Tuesday, September 12, 2017

The second law and the big bang

I have a problem.

The second law says entropy does not decrease. To me, this says that once a system has a better estimate of pi, it does not select a worse estimate. Entropy is all about sphere packing.

So, we have this big bang and the entropy arrow starts.  The universe looks more spherical as the transactions continue.  Hence, physicists have it backwards if the universe is open, we are being deluded by entropy expanding.  If the universe is closed than entropy stops expanding and knows pi only with limited precision.  Hence there can be no true big bang center.

Entropy is the log of the number of states.  In the basket brigade theory, if the typical sequence is a set of 128, then the base two log is 7, the bit error about  1/256.  Buty we assume an open system with external innovations.  In other words, we admit to being multi-verse.

In big bang, slightly disconnected universes, each with their own bang sequence allows us to break the second law, or at least defers it to a higher power.
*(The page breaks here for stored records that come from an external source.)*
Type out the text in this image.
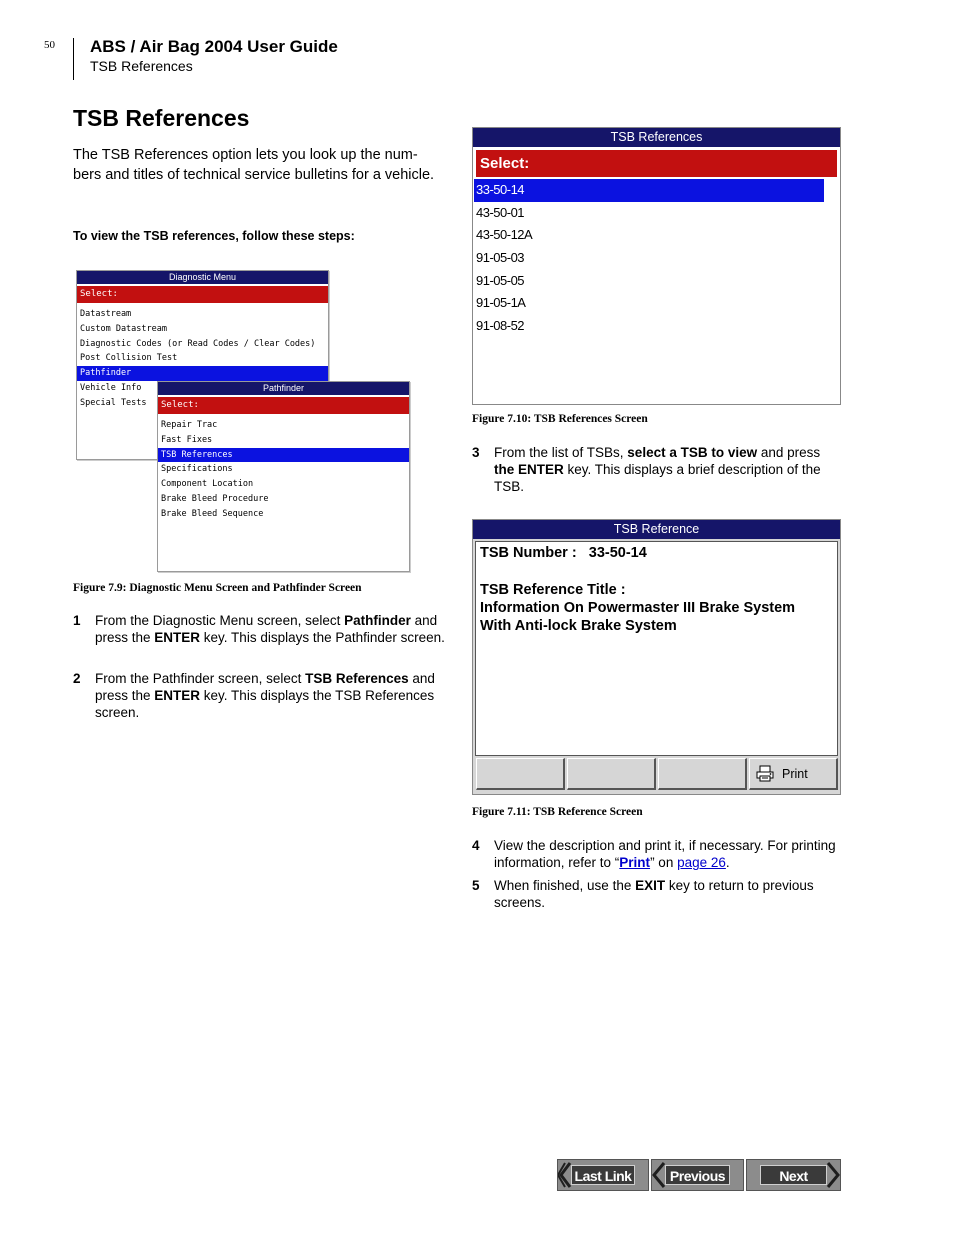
50 ABS / Air Bag 2004 User Guide
TSB References
TSB References
The TSB References option lets you look up the num- bers and titles of technical service bulletins for a vehicle.
To view the TSB references, follow these steps:
Diagnostic Menu
Select:
Datastream
Custom Datastream
Diagnostic Codes (or Read Codes / Clear Codes)
Post Collision Test
Pathfinder
Vehicle Info
Special Tests
Pathfinder
Select:
Repair Trac
Fast Fixes
TSB References
Specifications
Component Location
Brake Bleed Procedure
Brake Bleed Sequence
Figure 7.9: Diagnostic Menu Screen and Pathfinder Screen
1 From the Diagnostic Menu screen, select Pathfinder and press the ENTER key. This displays the Pathfinder screen.
2 From the Pathfinder screen, select TSB References and press the ENTER key. This displays the TSB References screen.
TSB References
Select:
33-50-14
43-50-01
43-50-12A
91-05-03
91-05-05
91-05-1A
91-08-52
Figure 7.10: TSB References Screen
3 From the list of TSBs, select a TSB to view and press the ENTER key. This displays a brief description of the TSB.
TSB Reference
TSB Number : 33-50-14
TSB Reference Title :
Information On Powermaster III Brake System
With Anti-lock Brake System
Print
Figure 7.11: TSB Reference Screen
4 View the description and print it, if necessary. For printing information, refer to “Print” on page 26.
5 When finished, use the EXIT key to return to previous screens.
Last Link	Previous	Next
The center is increasingly non existent as we look backward on the entropy arrow.  What we look through is a hyper surface at some point in an increasingly disordered universe.  But increasing disorder means increasingly accurate center.  The hyper surface looks to us like a uniform expansion of a balloon surface, the interior of the balloon unobservable. We are horizoned.

Back to my original view from years ago.  Entropy increases as local redundancy is removed and empty space freed up to expand the surface.  We have a local compaction process.  The space we free up is disordered, uncoupled, states of energy, we get n increasingly accurate emergence of gravity.

Consider a multiverse system with an upper limit on entropy.    Any other multi-verse we view would appear to be part of our emergent center, we would have to look carefully to notice a  multi-verse interference across our hypersphere.